PTEN gene mutations correlate to poor prognosis in glioma patients: a meta-analysis

Introduction

Glioma is the most common neoplasm of the central nervous system, accounting for ~40%–50% of brain tumors.¹ In 2008, 237,913 individuals were diagnosed with a primary malignant brain tumor worldwide.² The overall survival (OS) rates of high-grade glioma at 1- and 5-year were 40% and <10%, respectively.³ The high mortality rate of gliomas is attributable to their invasiveness and high recurrence rate.^4,5 Despite advances in diagnostics and treatment, such as modern diagnostic procedures, novel surgical techniques, and subsequent radiochemotherapy, the prognosis of patients suffered from high-grade glioma remains dismal.⁶ As a result of this, great attention has been recently paid to specific tumor-related molecular markers, as complement to traditional pathology-based diagnostic and prognostic markers, and as potential individualized therapeutic targets.⁷

Phosphatase and tensin homolog (PTEN), located on chromosome 10q23.3, is one of the most commonly lost or downregulated genes implicated in brain, breast cancer, and prostate tumors.⁸ PTEN is a tumor suppressor gene, playing important roles in the regulation of cell proliferation, adhesion and invasion, apoptosis, and DNA damage repair.^9–11 The loss of PTEN expression has been indicated to be an early event in glioma, with mutations occurring in between 5% and 40% of glioma cases.^12–14 Previous studies indicated that tissue growth and cell number are influenced by Pten.^15,16 Moreover, Pten has independently been shown to play roles in both neurogenesis and gliogenesis.^17,18 In the nervous system, deletion of Pten in neural progenitor cells during embryogenesis disrupts migration and proper formation of the laminar structure of the brain. And Pten loss results in disrupted regulation of cell size or cell number in the brain and underscores the importance of Pten in normal central nervous system development and maintenance.^19,20

It has been reported that the mutations of PTEN have been involved with malignant progression of glioma;^21,22 thus, they are correlated with a shorter OS in glioma. However, the prognostic significance of PTEN in glioma is still a matter of debate. Some studies have suggested that PTEN gene mutations in glioma are associated with poor survival,^23,24 whereas other studies have reported that PTEN gene mutations have no correlation with survival.^25,26 Therefore, we conducted this meta-analysis based on available studies to investigate the relationship between PTEN gene mutation and glioma patients’ survival.

Materials and methods

Search strategy and selection criteria

Literature searches of PubMed, Web of Science, and EMBASE database (up to September 2, 2015) were performed to identify studies that investigated the relationship of PTEN gene mutational status in glioma patients and its association with patients’ survival. The following search strategy was used: (“glioma”[MeSH Terms] OR “glioma”[All Fields]) AND (PTEN[All Fields] OR ((“phosphoric monoester hydrolases”[MeSH Terms] OR (“phosphoric”[All Fields] AND “monoester”[All Fields] AND “hydrolases”[All Fields]) OR “phosphoric monoester hydrolases”[All Fields] OR “phosphatase”[All Fields]) AND (“tensins”[Supplementary Concept] OR “tensins”[All Fields] OR “tensin”[All Fields]) AND homolog[All Fields])). There was no limitation on language and year of publication. In addition, the reference lists of the identified studies were manually searched to include other potentially eligible trials. This process was performed iteratively until no additional studies could be found.

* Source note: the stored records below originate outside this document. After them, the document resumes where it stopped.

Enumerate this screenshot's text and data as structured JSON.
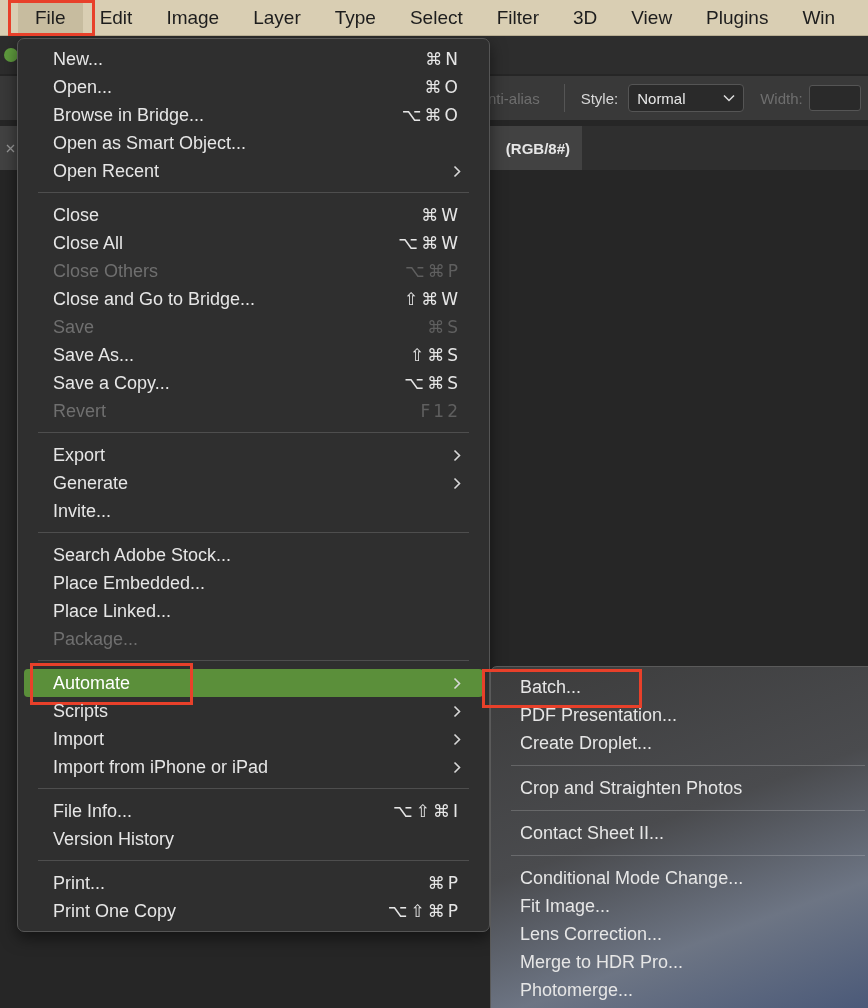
{
  "menubar": {
    "items": [
      {
        "label": "File",
        "selected": true,
        "annotated": true
      },
      {
        "label": "Edit",
        "selected": false,
        "annotated": false
      },
      {
        "label": "Image",
        "selected": false,
        "annotated": false
      },
      {
        "label": "Layer",
        "selected": false,
        "annotated": false
      },
      {
        "label": "Type",
        "selected": false,
        "annotated": false
      },
      {
        "label": "Select",
        "selected": false,
        "annotated": false
      },
      {
        "label": "Filter",
        "selected": false,
        "annotated": false
      },
      {
        "label": "3D",
        "selected": false,
        "annotated": false
      },
      {
        "label": "View",
        "selected": false,
        "annotated": false
      },
      {
        "label": "Plugins",
        "selected": false,
        "annotated": false
      },
      {
        "label": "Win",
        "selected": false,
        "annotated": false
      }
    ]
  },
  "options_bar": {
    "anti_alias": {
      "label": "nti-alias",
      "disabled": true
    },
    "style": {
      "label": "Style:",
      "value": "Normal"
    },
    "width": {
      "label": "Width:",
      "disabled": true
    }
  },
  "document_tab": {
    "title": "(RGB/8#)"
  },
  "file_menu": {
    "items": [
      {
        "kind": "item",
        "label": "New...",
        "shortcut": "⌘N",
        "submenu": false,
        "disabled": false,
        "selected": false,
        "annotated": false
      },
      {
        "kind": "item",
        "label": "Open...",
        "shortcut": "⌘O",
        "submenu": false,
        "disabled": false,
        "selected": false,
        "annotated": false
      },
      {
        "kind": "item",
        "label": "Browse in Bridge...",
        "shortcut": "⌥⌘O",
        "submenu": false,
        "disabled": false,
        "selected": false,
        "annotated": false
      },
      {
        "kind": "item",
        "label": "Open as Smart Object...",
        "submenu": false,
        "disabled": false,
        "selected": false,
        "annotated": false
      },
      {
        "kind": "item",
        "label": "Open Recent",
        "submenu": true,
        "disabled": false,
        "selected": false,
        "annotated": false
      },
      {
        "kind": "separator"
      },
      {
        "kind": "item",
        "label": "Close",
        "shortcut": "⌘W",
        "submenu": false,
        "disabled": false,
        "selected": false,
        "annotated": false
      },
      {
        "kind": "item",
        "label": "Close All",
        "shortcut": "⌥⌘W",
        "submenu": false,
        "disabled": false,
        "selected": false,
        "annotated": false
      },
      {
        "kind": "item",
        "label": "Close Others",
        "shortcut": "⌥⌘P",
        "submenu": false,
        "disabled": true,
        "selected": false,
        "annotated": false
      },
      {
        "kind": "item",
        "label": "Close and Go to Bridge...",
        "shortcut": "⇧⌘W",
        "submenu": false,
        "disabled": false,
        "selected": false,
        "annotated": false
      },
      {
        "kind": "item",
        "label": "Save",
        "shortcut": "⌘S",
        "submenu": false,
        "disabled": true,
        "selected": false,
        "annotated": false
      },
      {
        "kind": "item",
        "label": "Save As...",
        "shortcut": "⇧⌘S",
        "submenu": false,
        "disabled": false,
        "selected": false,
        "annotated": false
      },
      {
        "kind": "item",
        "label": "Save a Copy...",
        "shortcut": "⌥⌘S",
        "submenu": false,
        "disabled": false,
        "selected": false,
        "annotated": false
      },
      {
        "kind": "item",
        "label": "Revert",
        "shortcut": "F12",
        "submenu": false,
        "disabled": true,
        "selected": false,
        "annotated": false
      },
      {
        "kind": "separator"
      },
      {
        "kind": "item",
        "label": "Export",
        "submenu": true,
        "disabled": false,
        "selected": false,
        "annotated": false
      },
      {
        "kind": "item",
        "label": "Generate",
        "submenu": true,
        "disabled": false,
        "selected": false,
        "annotated": false
      },
      {
        "kind": "item",
        "label": "Invite...",
        "submenu": false,
        "disabled": false,
        "selected": false,
        "annotated": false
      },
      {
        "kind": "separator"
      },
      {
        "kind": "item",
        "label": "Search Adobe Stock...",
        "submenu": false,
        "disabled": false,
        "selected": false,
        "annotated": false
      },
      {
        "kind": "item",
        "label": "Place Embedded...",
        "submenu": false,
        "disabled": false,
        "selected": false,
        "annotated": false
      },
      {
        "kind": "item",
        "label": "Place Linked...",
        "submenu": false,
        "disabled": false,
        "selected": false,
        "annotated": false
      },
      {
        "kind": "item",
        "label": "Package...",
        "submenu": false,
        "disabled": true,
        "selected": false,
        "annotated": false
      },
      {
        "kind": "separator"
      },
      {
        "kind": "item",
        "label": "Automate",
        "submenu": true,
        "disabled": false,
        "selected": true,
        "annotated": true
      },
      {
        "kind": "item",
        "label": "Scripts",
        "submenu": true,
        "disabled": false,
        "selected": false,
        "annotated": false
      },
      {
        "kind": "item",
        "label": "Import",
        "submenu": true,
        "disabled": false,
        "selected": false,
        "annotated": false
      },
      {
        "kind": "item",
        "label": "Import from iPhone or iPad",
        "submenu": true,
        "disabled": false,
        "selected": false,
        "annotated": false
      },
      {
        "kind": "separator"
      },
      {
        "kind": "item",
        "label": "File Info...",
        "shortcut": "⌥⇧⌘I",
        "submenu": false,
        "disabled": false,
        "selected": false,
        "annotated": false
      },
      {
        "kind": "item",
        "label": "Version History",
        "submenu": false,
        "disabled": false,
        "selected": false,
        "annotated": false
      },
      {
        "kind": "separator"
      },
      {
        "kind": "item",
        "label": "Print...",
        "shortcut": "⌘P",
        "submenu": false,
        "disabled": false,
        "selected": false,
        "annotated": false
      },
      {
        "kind": "item",
        "label": "Print One Copy",
        "shortcut": "⌥⇧⌘P",
        "submenu": false,
        "disabled": false,
        "selected": false,
        "annotated": false
      }
    ]
  },
  "automate_submenu": {
    "items": [
      {
        "kind": "item",
        "label": "Batch...",
        "submenu": false,
        "disabled": false,
        "selected": false,
        "annotated": true
      },
      {
        "kind": "item",
        "label": "PDF Presentation...",
        "submenu": false,
        "disabled": false,
        "selected": false,
        "annotated": false
      },
      {
        "kind": "item",
        "label": "Create Droplet...",
        "submenu": false,
        "disabled": false,
        "selected": false,
        "annotated": false
      },
      {
        "kind": "separator"
      },
      {
        "kind": "item",
        "label": "Crop and Straighten Photos",
        "submenu": false,
        "disabled": false,
        "selected": false,
        "annotated": false
      },
      {
        "kind": "separator"
      },
      {
        "kind": "item",
        "label": "Contact Sheet II...",
        "submenu": false,
        "disabled": false,
        "selected": false,
        "annotated": false
      },
      {
        "kind": "separator"
      },
      {
        "kind": "item",
        "label": "Conditional Mode Change...",
        "submenu": false,
        "disabled": false,
        "selected": false,
        "annotated": false
      },
      {
        "kind": "item",
        "label": "Fit Image...",
        "submenu": false,
        "disabled": false,
        "selected": false,
        "annotated": false
      },
      {
        "kind": "item",
        "label": "Lens Correction...",
        "submenu": false,
        "disabled": false,
        "selected": false,
        "annotated": false
      },
      {
        "kind": "item",
        "label": "Merge to HDR Pro...",
        "submenu": false,
        "disabled": false,
        "selected": false,
        "annotated": false
      },
      {
        "kind": "item",
        "label": "Photomerge...",
        "submenu": false,
        "disabled": false,
        "selected": false,
        "annotated": false
      }
    ]
  }
}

Studies meeting the following inclusion criteria were included: 1) study design: case–control or cohort studies; 2) study population: adult patients with a histological or pathological diagnosis of glioma; and 3) outcome measure: provided sufficient information on the genotype frequencies of PTEN genetic mutation and available data on the association between PTEN genetic mutation and patients’ survival.

Data extraction and quality assessment

Two authors (HY and FH) independently extracted the following information from the selected studies: first author, year of publication, number of patients in each group, patients’ characteristics, study design, duration of follow-up, genotyping method, genotype frequencies, and OS. A standardized Excel file was established to extract the data. All the entered data were checked by another author (RH). Disagreements among them were resolved by discussion and consensus. When the same trial appeared in different publications, we only chose the most information or latest article to avoid duplication of information.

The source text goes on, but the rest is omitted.